<span style="float:right;"><a href="https://github.com/RubixML/ML/blob/master/src/Transformers/TfIdfTransformer.php">[source]</a></span>

# TF-IDF Transformer
*Term Frequency - Inverse Document Frequency* is a measurement of how important a word is to a document. The TF-IDF value increases proportionally (linearly) with the number of times a word appears in a document (*TF*) and is offset by the frequency of the word in the corpus (*IDF*).

!!! note
    TF-IDF Transformer assumes that its inputs are token frequency vectors such as those created by [Word Count Vectorizer](word-count-vectorizer.md).

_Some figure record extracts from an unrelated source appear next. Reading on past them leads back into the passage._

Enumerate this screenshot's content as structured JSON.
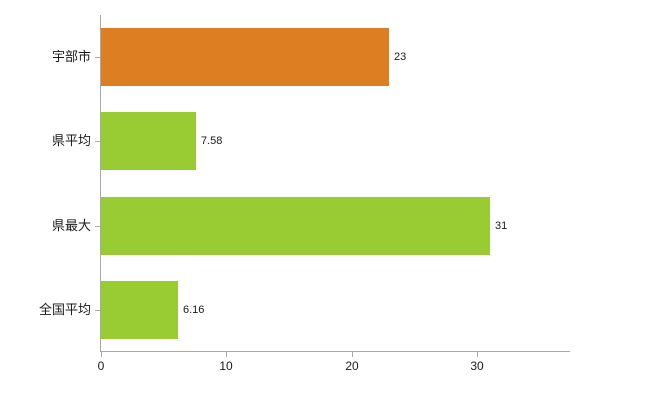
{
  "chart_data": {
    "type": "bar",
    "orientation": "horizontal",
    "title": "",
    "xlabel": "",
    "ylabel": "",
    "categories": [
      "宇部市",
      "県平均",
      "県最大",
      "全国平均"
    ],
    "values": [
      23,
      7.58,
      31,
      6.16
    ],
    "value_labels": [
      "23",
      "7.58",
      "31",
      "6.16"
    ],
    "bar_colors": [
      "#dd7e23",
      "#99cc32",
      "#99cc32",
      "#99cc32"
    ],
    "xlim": [
      0,
      37.5
    ],
    "x_ticks": [
      0,
      10,
      20,
      30
    ],
    "grid": false,
    "legend": null,
    "axis_color": "#a9a9a9",
    "background": "#ffffff"
  }
}
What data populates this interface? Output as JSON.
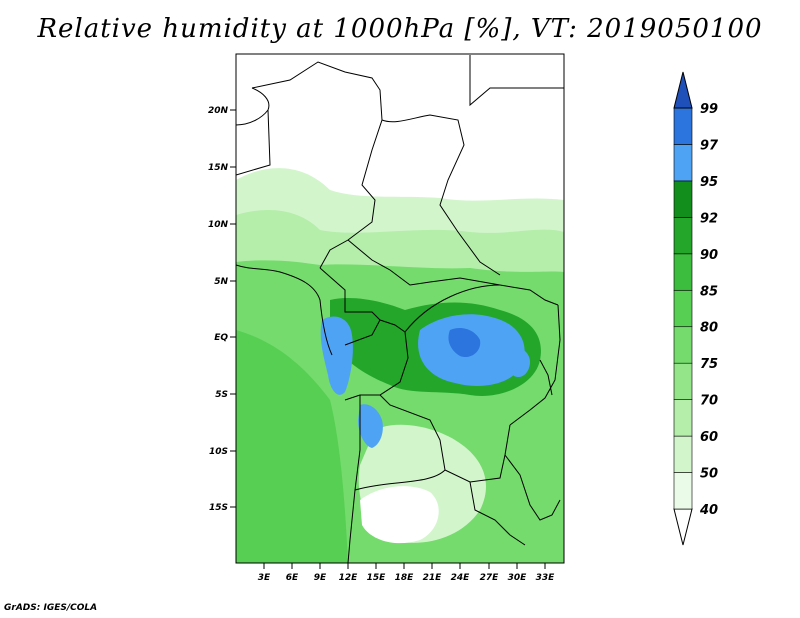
{
  "title": "Relative humidity at 1000hPa [%], VT: 2019050100",
  "credit": "GrADS: IGES/COLA",
  "map": {
    "lat_labels": [
      "20N",
      "15N",
      "10N",
      "5N",
      "EQ",
      "5S",
      "10S",
      "15S"
    ],
    "lon_labels": [
      "3E",
      "6E",
      "9E",
      "12E",
      "15E",
      "18E",
      "21E",
      "24E",
      "27E",
      "30E",
      "33E"
    ]
  },
  "colorbar": {
    "levels": [
      "40",
      "50",
      "60",
      "70",
      "75",
      "80",
      "85",
      "90",
      "92",
      "95",
      "97",
      "99"
    ],
    "colors": [
      "#ffffff",
      "#eafbe8",
      "#d2f5cc",
      "#b4eeaa",
      "#94e58a",
      "#74db6c",
      "#56cf53",
      "#3cbd3e",
      "#23a62a",
      "#118e1c",
      "#4fa3f5",
      "#2c74de",
      "#1f4fb8"
    ]
  }
}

**Interfaces:** [Transformer](api.md#transformer), [Stateful](api.md#stateful), [Elastic](api.md#elastic), [Persistable](../persistable.md)

**Data Type Compatibility:** Continuous only

## Parameters
| # | Name | Default | Type | Description |
|---|---|---|---|---|
| 1 | smoothing | 1.0 | float | The amount of additive (Laplace) smoothing to add to the inverse document frequencies (IDFs). |

## Example
```php
use Rubix\ML\Transformers\TfIdfTransformer;

$transformer = new TfIdfTransformer(1.0);
```

## Additional Methods
Return the document frequencies calculated during fitting:
```php
public dfs() : ?array
```

## References
[^1]: S. Robertson. (2003). Understanding Inverse Document Frequency: On theoretical arguments for IDF.